Teams activate their blackout option in an attempt to bolster their gate but it’s ineffective and counter-productive.
The Bombers faithful have been tested by some lacklustre play this season but Friday night’s loss to the Montreal Alouettes provided an opportunity for some of the best PR they could ever get. The 44-40 barnburner was the CFL at its best. Long bombs, ripping runs, crushing hits, lots of drama and, for better or worse, some officiating calls that had fans screaming-mad.
Sadly, the team opted to black out a game that convinced even this cynic that the Bombers, despite their 3-9 record, have vast upside and are worth watching again.
Winnipeg is young, fast and talented. If you saw the game, you had to come away with the feeling that this team is close to being good and might actually turn out to be very special. It’s the kind of product that should be advertised — not hidden with an outmoded, little-picture strategy.
In the 1970s and ’80s the CFL constantly issued blackouts and teenage boys and girls across the country forgot about the league.

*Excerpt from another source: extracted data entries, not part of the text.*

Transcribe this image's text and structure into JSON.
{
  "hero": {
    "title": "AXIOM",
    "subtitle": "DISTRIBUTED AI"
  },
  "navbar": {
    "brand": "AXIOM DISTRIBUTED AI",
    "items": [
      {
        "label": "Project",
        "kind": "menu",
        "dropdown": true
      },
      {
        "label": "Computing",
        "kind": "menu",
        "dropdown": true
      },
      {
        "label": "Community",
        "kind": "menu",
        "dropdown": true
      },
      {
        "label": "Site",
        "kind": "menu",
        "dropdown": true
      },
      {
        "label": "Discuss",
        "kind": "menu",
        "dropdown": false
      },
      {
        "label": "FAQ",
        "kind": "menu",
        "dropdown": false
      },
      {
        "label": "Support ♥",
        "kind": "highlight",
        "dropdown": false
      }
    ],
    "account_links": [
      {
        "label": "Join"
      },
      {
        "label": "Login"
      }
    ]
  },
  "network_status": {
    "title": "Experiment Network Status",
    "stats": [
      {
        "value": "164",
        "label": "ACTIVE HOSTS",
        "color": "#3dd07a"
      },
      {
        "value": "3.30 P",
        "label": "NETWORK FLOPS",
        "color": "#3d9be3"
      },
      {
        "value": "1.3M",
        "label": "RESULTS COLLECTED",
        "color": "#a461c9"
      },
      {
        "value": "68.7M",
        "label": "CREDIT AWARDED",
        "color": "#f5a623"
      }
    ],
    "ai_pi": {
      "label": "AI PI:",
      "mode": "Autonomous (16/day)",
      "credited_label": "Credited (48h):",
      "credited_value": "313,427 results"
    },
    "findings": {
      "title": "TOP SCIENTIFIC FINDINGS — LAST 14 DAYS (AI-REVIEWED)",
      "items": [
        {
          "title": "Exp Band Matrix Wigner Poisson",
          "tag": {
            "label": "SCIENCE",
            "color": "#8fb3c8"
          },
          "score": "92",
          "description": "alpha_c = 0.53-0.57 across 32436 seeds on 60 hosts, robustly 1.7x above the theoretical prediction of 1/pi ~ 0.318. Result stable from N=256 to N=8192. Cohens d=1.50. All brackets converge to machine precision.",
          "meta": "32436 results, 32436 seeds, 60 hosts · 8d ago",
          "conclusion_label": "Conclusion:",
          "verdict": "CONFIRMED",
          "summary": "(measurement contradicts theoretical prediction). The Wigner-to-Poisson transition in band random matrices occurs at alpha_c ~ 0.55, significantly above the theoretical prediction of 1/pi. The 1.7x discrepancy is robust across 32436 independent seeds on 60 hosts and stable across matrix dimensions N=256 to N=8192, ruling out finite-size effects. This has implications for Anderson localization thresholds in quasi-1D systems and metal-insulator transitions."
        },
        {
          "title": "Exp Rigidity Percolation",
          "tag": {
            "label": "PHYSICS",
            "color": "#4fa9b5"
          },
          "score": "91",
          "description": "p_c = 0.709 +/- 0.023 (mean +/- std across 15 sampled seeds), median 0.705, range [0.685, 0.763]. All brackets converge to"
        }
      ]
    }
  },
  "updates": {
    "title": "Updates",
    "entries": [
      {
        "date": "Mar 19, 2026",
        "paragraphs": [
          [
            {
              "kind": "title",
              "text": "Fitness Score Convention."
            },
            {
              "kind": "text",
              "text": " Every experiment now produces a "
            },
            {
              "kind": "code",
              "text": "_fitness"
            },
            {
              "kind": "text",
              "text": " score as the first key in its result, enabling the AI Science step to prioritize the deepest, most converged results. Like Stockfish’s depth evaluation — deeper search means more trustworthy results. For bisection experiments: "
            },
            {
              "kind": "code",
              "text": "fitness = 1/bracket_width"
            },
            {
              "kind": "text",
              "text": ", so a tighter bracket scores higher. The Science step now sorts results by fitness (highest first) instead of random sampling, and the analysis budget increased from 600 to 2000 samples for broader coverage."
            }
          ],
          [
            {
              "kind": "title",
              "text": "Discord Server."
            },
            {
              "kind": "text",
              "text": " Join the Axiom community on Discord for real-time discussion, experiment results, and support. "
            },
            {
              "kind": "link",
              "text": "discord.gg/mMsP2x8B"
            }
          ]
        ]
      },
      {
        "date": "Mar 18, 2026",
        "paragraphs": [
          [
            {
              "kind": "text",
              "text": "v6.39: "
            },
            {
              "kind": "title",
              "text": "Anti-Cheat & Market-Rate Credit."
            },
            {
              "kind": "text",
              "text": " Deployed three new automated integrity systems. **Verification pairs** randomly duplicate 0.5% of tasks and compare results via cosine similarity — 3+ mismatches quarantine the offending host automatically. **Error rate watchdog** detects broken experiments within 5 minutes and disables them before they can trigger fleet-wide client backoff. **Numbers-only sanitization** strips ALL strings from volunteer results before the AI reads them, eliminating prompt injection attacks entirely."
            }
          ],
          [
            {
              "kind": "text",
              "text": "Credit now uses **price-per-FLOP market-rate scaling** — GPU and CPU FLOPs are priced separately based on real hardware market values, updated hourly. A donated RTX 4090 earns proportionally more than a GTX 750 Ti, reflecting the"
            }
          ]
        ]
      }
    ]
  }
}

As a teen growing up in southern Ontario I gravitated to the NFL, which broadcasts its games each Sunday.
I can recite the entire Pittsburgh Steelers lineup of 1980 but can’t even guess who played quarterback for the Argos, Hamilton Tiger-Cats or Ottawa Rough Riders that season.
None of my buddies in Toronto care about the Argos. They don’t identify with them because the team didn’t play a role in their youth.
The TV broadcast blackout is a shortsighted and flawed strategy that no longer serves a purpose.
The outdated thinking is that if the game’s not available on TV some folks will opt to buy tickets rather than miss out entirely. The should call it ‘a blackmail’ — not blackout.
It’s a slap in the face to fans that for one reason or another can’t make it to the game that night.
Ticket sales were lagging this week so the club announced Thursday the game would not be available on TV in Winnipeg. Did sales surge as a result? Of course not.
And the blackout wasn’t really a blackout. The game was available in Winnipeg for those with TSN HD, which I happen to have. So the strategy has no actual traction, but only serves to infuriate those without the specialty channel in their homes. Your neighbour got the game at his house but you didn’t. That’ll warm you up to the Big Blue.
Bombers games are available on radio, the Internet and TV. A blackout these days is more like a grey-out. It’s like a tool that no longer works. So kick it to the curb like that broken-down chainsaw. The Bombers, and the CFL must adapt or perish.